CVD Action Rules Are Not Algorithms

The CVD Action Rules are not algorithms. We do not propose them as a set of required actions for every CVD case. However, following Atul Gawande's lead, we offer them as a mechanism to generate CVD checklists:

Atul Gawande in The Checklist Manifesto

Good checklists, on the other hand are precise. They are efficient, to the point, and easy to use even in the most difficult situations. They do not try to spell out everything--a checklist cannot fly a plane. Instead, they provide reminders of only the most critical and important steps--the ones that even the highly skilled professional using them could miss. Good checklists are, above all, practical

MPCVD Criteria Do Not Account for Equitable Resilience

The proposed criteria for MPCVD in Benchmarking fail to account for either user populations or their relative importance. For example, suppose an MPCVD case had a total of 15 vendors, with 5 vendors representing 95% of the total userbase achieving highly preferred outcomes and 10 vendors with poor outcomes representing the remaining 5% of the userbase. The desired criteria (high median \(\alpha\) score with low variance) would likely be unmet even though most users were protected.

Similarly, a smaller set of vendor/product pairs might represent a disproportionate concentration of the total risk posed by a vulnerability. Again, aggregation across all vendor/product pairs could be misleading. In fact, risk concentration within a particular user population may lead to a need for strategies that appear inequitable at the vendor level while achieving greater outcome equity at a larger scale.

Thinking about Risk

User concentration is one way to think about risk, but it is not the only way. Value density, as defined in SSVC is another.

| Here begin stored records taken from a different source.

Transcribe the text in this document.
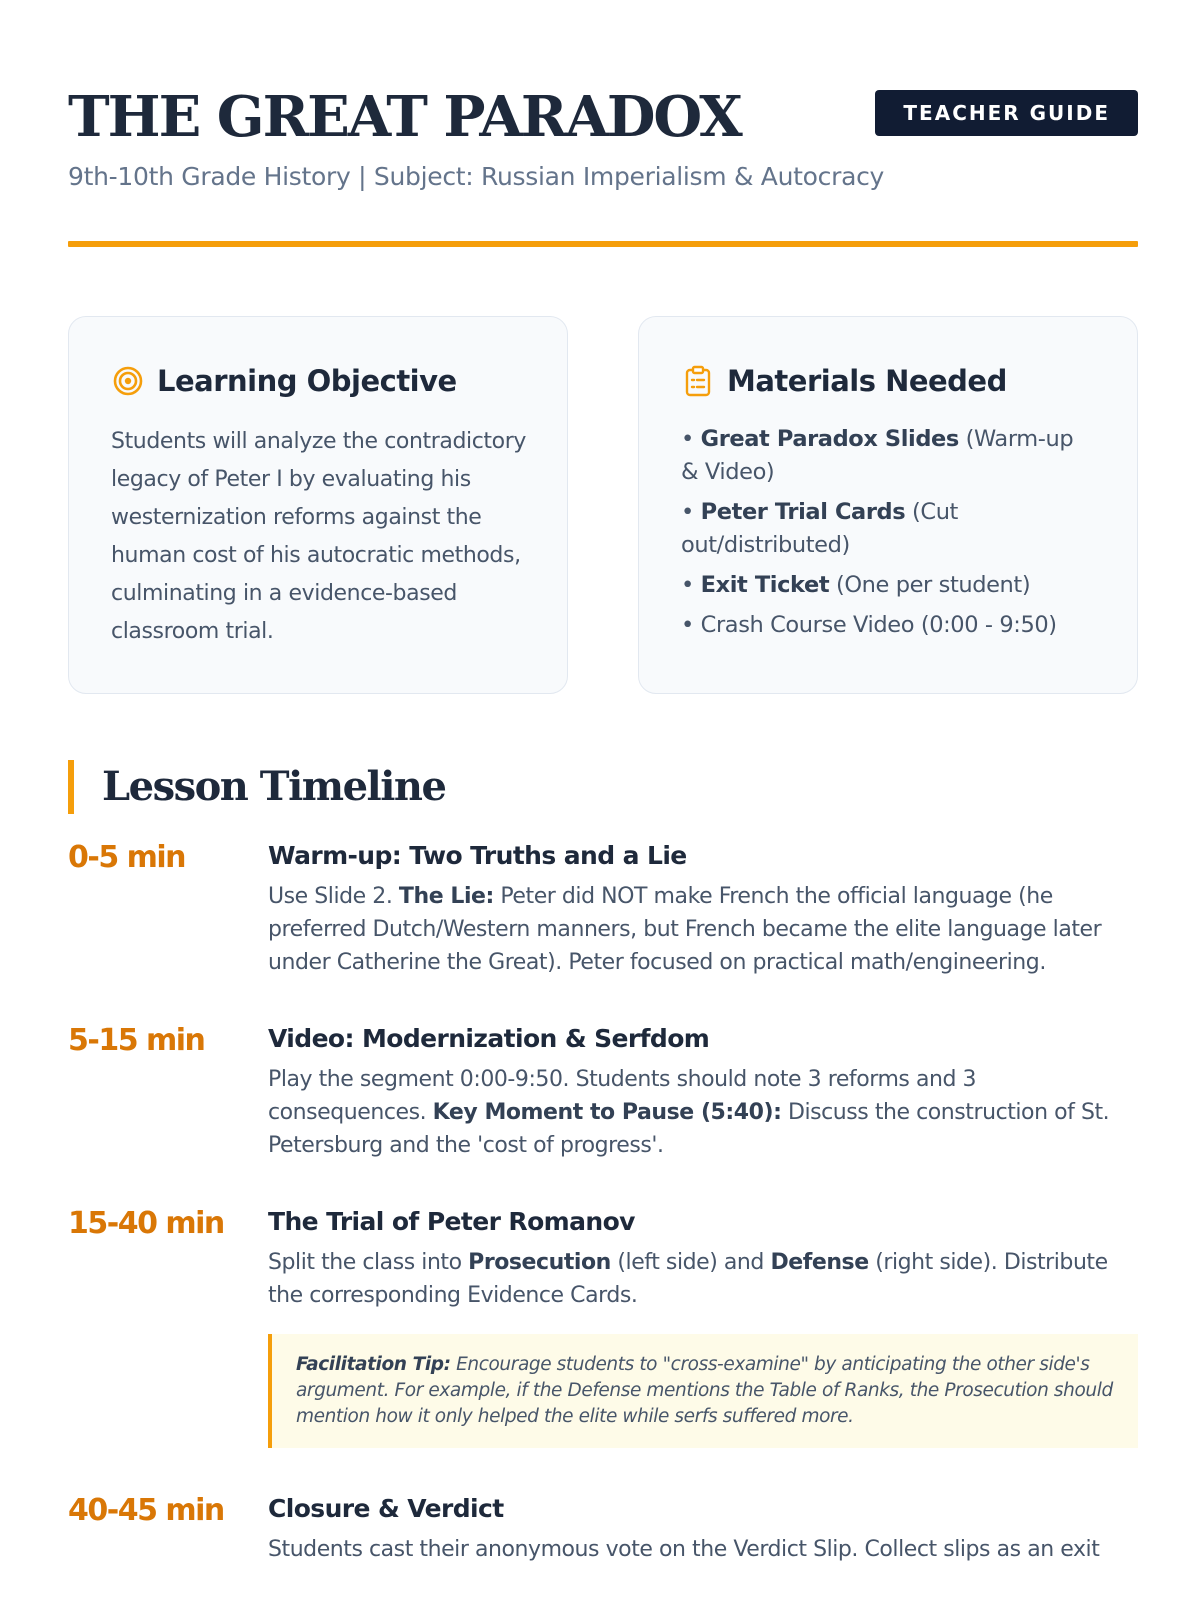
THE GREAT PARADOX	TEACHER GUIDE
9th-10th Grade History | Subject: Russian Imperialism & Autocracy
Learning Objective
Students will analyze the contradictory legacy of Peter I by evaluating his westernization reforms against the human cost of his autocratic methods, culminating in a evidence-based classroom trial.
Materials Needed
• Great Paradox Slides (Warm-up & Video)
• Peter Trial Cards (Cut out/distributed)
• Exit Ticket (One per student)
• Crash Course Video (0:00 - 9:50)
Lesson Timeline
0-5 min	Warm-up: Two Truths and a Lie
Use Slide 2. The Lie: Peter did NOT make French the official language (he preferred Dutch/Western manners, but French became the elite language later under Catherine the Great). Peter focused on practical math/engineering.
5-15 min	Video: Modernization & Serfdom
Play the segment 0:00-9:50. Students should note 3 reforms and 3 consequences. Key Moment to Pause (5:40): Discuss the construction of St. Petersburg and the 'cost of progress'.
15-40 min The Trial of Peter Romanov
Split the class into Prosecution (left side) and Defense (right side). Distribute the corresponding Evidence Cards.
Facilitation Tip: Encourage students to "cross-examine" by anticipating the other side's argument. For example, if the Defense mentions the Table of Ranks, the Prosecution should mention how it only helped the elite while serfs suffered more.
40-45 min Closure & Verdict
Students cast their anonymous vote on the Verdict Slip. Collect slips as an exit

The core issue is that we lack a utility function to map from observed case histories to harm reduction.[^13] Potential features of such a function include aggregation across vendors and/or users. Alternatively, it may be possible to devise a method for weighting the achieved histories in an MPCVD case by some proxy for total user risk. Other approaches remain possible---for example, employing a heuristic to avoid catastrophic outcomes for all, then applying a weighted sum over the impact to the remaining users. Future work might also consider whether criteria other than high median and low variance could be applied.

Is Utilitarianism the Best Approach?

We admit our omission from consideration of whether utilitarianism is even the best way to approach these problems; and if it is, which variety of utilitarianism may be best suited. Such topics, while both interesting and relevant, lie too far afield from our main topic for us to to them justice here. We direct interested readers toward The History of Utilitarianism as an introduction to the general topic.

Regardless, achieving accurate estimates of such parameters is likely to remain challenging. Equity in MPCVD may be a topic of future interest to groups such as the FIRST Ethics SIG.

MPCVD Is Still Hard

CVD is a wicked problem, and MPCVD even more so. The model provided by this white paper offers structure to describe the problem space where there was little of it to speak of previously.

However, such a model does not significantly alter the complexity of the task of coordinating the response of multiple organizations, many of which identify as each others' competitors, in order to bring about a delicate social good in the face of many incentives for things to go otherwise. The social, business, and geopolitical concerns and interests that influence cybersecurity policy across the globe remain at the heart of the vulnerability disclosure problem for most stakeholders. Our hope is that the model found here will help to clarify decisions, communication, and policies that all have their part to play in MPCVD process improvement.